チンパンジーは大好物を抱えているときに二本足歩行する。
・両手いっぱいに餌を抱え込んでいるため、二本足で立って歩くしかない。


・自然選択のターゲットはメスとその子ども。
・ある形質がメスとその子どもに利益をもたらさなければ、それが進化の推進力を得る可能性はない。
・初期ホミニンのメスは日中、植物や小動物を採集していた。
・ホミニンのメスは自分が必要とする以上の食べ物を収集し、それを群の他のメンバーと分け合っていた。
・分け合いと協力の重視は、より社交的で非攻撃的なオスをメスが選ぶことにつながった。

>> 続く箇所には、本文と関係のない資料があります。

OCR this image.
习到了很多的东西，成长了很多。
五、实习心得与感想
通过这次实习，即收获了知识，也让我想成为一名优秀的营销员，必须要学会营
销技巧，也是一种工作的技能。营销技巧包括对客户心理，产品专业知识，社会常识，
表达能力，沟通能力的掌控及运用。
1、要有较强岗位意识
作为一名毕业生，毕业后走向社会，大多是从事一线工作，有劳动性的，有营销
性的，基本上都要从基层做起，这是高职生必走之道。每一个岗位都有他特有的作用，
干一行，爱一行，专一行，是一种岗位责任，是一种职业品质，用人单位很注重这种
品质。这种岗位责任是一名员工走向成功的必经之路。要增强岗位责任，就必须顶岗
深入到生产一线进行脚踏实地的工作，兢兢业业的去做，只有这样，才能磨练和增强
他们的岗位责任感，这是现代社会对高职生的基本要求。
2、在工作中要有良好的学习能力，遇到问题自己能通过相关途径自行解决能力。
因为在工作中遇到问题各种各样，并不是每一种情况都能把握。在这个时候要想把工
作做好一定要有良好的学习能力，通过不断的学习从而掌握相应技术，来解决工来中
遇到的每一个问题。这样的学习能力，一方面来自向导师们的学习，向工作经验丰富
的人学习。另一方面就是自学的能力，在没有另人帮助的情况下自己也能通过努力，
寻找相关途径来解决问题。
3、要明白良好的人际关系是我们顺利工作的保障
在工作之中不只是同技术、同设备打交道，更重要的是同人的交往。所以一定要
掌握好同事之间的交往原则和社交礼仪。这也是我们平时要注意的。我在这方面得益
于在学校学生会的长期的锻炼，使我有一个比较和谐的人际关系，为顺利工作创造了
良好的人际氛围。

・ボミニンのメスは棒を使い塊茎や根茎を堀り出し、だっこひもを使い赤ん坊を抱いていた。
・テクノロジーは初期の時代から存在し、女性により発明された。
ボノボやチンパージーでは、メスのほうがオスよりもテクノロジーに長けている。


・運ぶことは二足歩行発達の第一の推進力だったかもしれないが、二足歩行がもたらした利点は他にもある。
・敵を威嚇したり肉食獣にものを投げつける、餌場から餌場へ効率的に移動可能
→二足歩行が人類の祖先にとり自然選択的に有利だった理由は一つではなく、さまざまな利点の集まり。